Anna's Archive maintains that it's focused on preservation of media, but the site is banned in multiple countries for copyright infringement. The service emerged in 2022, days after the US Justice Department arrested and charged two Russian nationals for running the similar service Z-Library.
Aflac says June 2025 data breach affected 22.6 million individuals.

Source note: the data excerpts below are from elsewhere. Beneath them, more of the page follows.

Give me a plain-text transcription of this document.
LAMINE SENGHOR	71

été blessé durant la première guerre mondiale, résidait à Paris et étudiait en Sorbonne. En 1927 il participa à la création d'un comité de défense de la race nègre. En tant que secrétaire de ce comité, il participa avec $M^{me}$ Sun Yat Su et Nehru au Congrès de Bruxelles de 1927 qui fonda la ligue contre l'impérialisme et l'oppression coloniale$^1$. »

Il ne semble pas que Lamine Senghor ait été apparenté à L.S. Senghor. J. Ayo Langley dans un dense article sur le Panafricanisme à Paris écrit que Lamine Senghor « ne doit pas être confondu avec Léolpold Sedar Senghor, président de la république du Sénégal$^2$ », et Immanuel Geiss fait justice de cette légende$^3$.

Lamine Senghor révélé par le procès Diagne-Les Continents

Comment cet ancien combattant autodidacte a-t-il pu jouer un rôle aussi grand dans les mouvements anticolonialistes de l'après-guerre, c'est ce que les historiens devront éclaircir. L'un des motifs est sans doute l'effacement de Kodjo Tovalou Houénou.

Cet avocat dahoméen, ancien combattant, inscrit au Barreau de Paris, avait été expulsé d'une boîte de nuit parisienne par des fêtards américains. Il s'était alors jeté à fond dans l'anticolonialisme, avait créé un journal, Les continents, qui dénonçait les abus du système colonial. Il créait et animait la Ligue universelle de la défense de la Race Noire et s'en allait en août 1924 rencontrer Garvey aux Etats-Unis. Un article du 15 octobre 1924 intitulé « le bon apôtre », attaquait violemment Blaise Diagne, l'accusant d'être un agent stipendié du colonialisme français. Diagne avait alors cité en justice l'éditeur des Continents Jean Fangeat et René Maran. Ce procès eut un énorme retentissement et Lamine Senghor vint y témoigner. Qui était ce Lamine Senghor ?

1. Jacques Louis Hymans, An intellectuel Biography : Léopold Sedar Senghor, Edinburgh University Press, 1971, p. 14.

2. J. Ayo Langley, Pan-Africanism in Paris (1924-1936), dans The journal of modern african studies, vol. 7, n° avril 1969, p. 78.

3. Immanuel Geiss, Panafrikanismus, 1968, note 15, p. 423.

Insurance giant Aflac has published an update on a data breach the company sustained in June 2025, noting that the incident affected 22.6 million individuals. The company stated, "Following detection of the security incident, Aflac promptly secured accounts identified as potentially impacted and took additional steps, including resetting passwords and further monitoring for signs of suspicious activity. To date, Aflac is not aware of any fraudulent use of personal information and — along with third-party partners — will continue to monitor any fraudulent activity. Aflac has now completed a detailed review of the potentially impacted files, has begun the process of notifying individuals identified as impacted, and is detailing the resources we have made available."
TechCrunch notes that the breach affected "customer names, dates of birth, home addresses, government-issued ID numbers (such as passports and state ID cards) and driver’s license numbers, and Social Security numbers, as well as medical and health insurance information."
US Justice Department disrupts bank phishing operation.
The US Justice Department has seized a website that held a password database used in phishing attacks against US bank customers, SecurityWeek reports. The account takeover scheme resulted in "attempted losses of approximately $28 million dollars and actual losses of approximately $14.6 million dollars."
Justice stated, "The seized domain hosted a server that contained the stolen login credentials of thousands of victims, including the credentials of the victims mentioned above. Based on the FBI’s investigation, the seized domain continued to host a backend server used in furtherance of the bank account takeover fraud as recently as November 2025."